Verse cake in oude blikken

zondag 4 februari 2007

Een blik om cake in te bewaren met in plaats van cake de bedompte oudekastjeslucht van jaren; dat ligt nu op mijn aanrecht. Ik wist niet dat ik ernaar op zoek was. Het is een soort broodtrommel, maar dan in de vorm van een cake. Of in de vorm van crackers, cream crackers, die altijd in mijn keukenkastje staan maar die ik zo moeilijk knapperig kan houden. In de broodtrommel erbij mag niet, de aanwezigheid van brood schijnt de knapperigheid aan te tasten, maar de verpakking leent zich weer niet tot dichtbinden. ‘Vier euro.’

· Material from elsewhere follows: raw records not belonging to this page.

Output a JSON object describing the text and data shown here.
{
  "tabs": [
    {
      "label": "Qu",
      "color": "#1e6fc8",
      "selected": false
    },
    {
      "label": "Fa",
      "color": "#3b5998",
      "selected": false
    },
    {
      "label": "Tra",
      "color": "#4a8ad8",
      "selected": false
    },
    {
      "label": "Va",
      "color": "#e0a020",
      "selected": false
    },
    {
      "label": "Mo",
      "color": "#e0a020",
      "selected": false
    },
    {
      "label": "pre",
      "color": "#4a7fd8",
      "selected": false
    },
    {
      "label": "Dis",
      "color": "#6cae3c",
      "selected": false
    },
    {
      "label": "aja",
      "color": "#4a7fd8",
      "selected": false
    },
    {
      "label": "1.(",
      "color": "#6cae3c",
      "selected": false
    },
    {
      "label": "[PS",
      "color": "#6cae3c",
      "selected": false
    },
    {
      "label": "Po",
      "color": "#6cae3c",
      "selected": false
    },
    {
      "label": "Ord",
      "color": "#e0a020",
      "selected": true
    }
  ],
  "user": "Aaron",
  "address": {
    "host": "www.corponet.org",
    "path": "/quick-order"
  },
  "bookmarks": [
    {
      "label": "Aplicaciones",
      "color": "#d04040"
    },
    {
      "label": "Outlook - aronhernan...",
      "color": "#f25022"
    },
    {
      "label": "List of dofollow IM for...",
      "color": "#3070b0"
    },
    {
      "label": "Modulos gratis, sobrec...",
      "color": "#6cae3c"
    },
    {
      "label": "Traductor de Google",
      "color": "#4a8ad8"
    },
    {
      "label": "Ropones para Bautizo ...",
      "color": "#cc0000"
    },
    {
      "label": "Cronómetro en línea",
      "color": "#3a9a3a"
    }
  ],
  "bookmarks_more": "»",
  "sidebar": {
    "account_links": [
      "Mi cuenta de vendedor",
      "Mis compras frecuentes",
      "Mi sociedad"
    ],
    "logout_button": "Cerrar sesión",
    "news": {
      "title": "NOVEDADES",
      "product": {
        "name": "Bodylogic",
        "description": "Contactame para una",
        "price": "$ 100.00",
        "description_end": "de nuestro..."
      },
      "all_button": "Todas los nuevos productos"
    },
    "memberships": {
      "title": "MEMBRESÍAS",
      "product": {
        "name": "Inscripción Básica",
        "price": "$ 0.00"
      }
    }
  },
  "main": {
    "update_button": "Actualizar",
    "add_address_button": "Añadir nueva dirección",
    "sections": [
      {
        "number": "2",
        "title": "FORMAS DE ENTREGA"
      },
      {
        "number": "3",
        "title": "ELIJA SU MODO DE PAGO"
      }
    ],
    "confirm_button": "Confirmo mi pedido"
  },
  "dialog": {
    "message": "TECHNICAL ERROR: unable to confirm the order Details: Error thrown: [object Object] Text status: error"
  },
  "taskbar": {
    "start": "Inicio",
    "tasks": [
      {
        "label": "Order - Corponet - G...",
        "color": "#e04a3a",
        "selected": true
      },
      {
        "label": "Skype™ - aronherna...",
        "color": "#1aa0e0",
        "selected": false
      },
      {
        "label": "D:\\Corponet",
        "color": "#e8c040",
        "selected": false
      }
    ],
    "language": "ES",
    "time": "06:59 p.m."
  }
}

Het was donker, koud en rokerig in de hal waar zoveel kraampjes stonden dat de straten genummerd waren. We zigzagden straat in, straat uit. En dat terwijl buiten de zon vierde dat ze de winter overwonnen had, al was het nog maar februari. ‘Het schijnt buiten heel mooi weer te zijn’, zei een van de verkopers achter een kraampje tegen een ander. Zij moesten het doen met verhalen; grotwezens in het donker.

‘Dat is een didjerriedoe’, zei een man tegen de verkoper van de didgeridoo. ‘Oja, en wat is dat dan?’ ‘Iets met aboriginals en Australie’, zei de andere man weer. En hij nam de didgeridoo mee.

Een oudere vrouw liep verheugd tegen een staande stofzuiger op. ‘Kijk eens!’, zei ze blij tegen haar vriendin. Ze boog zich over de tafel heen om de prijs te vragen.

‘Maar een euro!’ riep een man vanachter zijn kraam. Toch bleven de borstels onaangeroerd op de tafel liggen terwijl je er zoveel nuttig schoonmaakwerk mee zou kunnen verrichten.

En we zien niets, geen gezichten van andere bezoekers noch van de verkopers achter de kramen. Enkel de uitgestalde waar op de kramen. De verkopers daarentegen zien alles en iedereen, onbespied als de bezoekers zich wanen. We zijn er allemaal: de hippe student op zoek naar een origineel interieur-item, besnorde Turken met gesluierde vrouwen die ouderwetse buggy’s voortduwen, opgedirkte Jordanese dames met bonthoedjes die glimmende theekopjes met gouden randjes keurend in de rondte draaien, en wij dus. Met cakeblik en toeter.

Het was een feest van herkenning: ‘Dat suikerblik hadden wij vroeger thuis ook!’ ‘Dat schaaltje had mijn oma!’ Er kwam geen einde aan. Langzamerhand kwam ik in de greep van gebloemd serviesgoed met gouden randjes. Ik zag een tafeltje voor me bij mijn grootmoeder thuis waarop een kopje op z’n kant op een schoteltje lag. Zo kon je het bloemetje aan de binnenkant van het kopje goed zien. Ineens verlangde ik ook naar zulke kopjes. Al zag ik mezelf nog niet koppen en schotels tentoonstellen in huis.

We toeterden ons een weg naar buiten, knipperend tegen het felle zonlicht. Snoten het stof uit onze neuzen, klopten het spinrag uit het haar en bekeken onze schatten. Ik deed het deurtje van mijn cakeblik open. Snel verstopte ik mijn neus in een zakdoek.

1 reactie:

  1. Plien:

    Ik wil ook bloemetjeskopje met een gouden randje. Maar dan moet ik eerst een groter huis met een extra kast erin.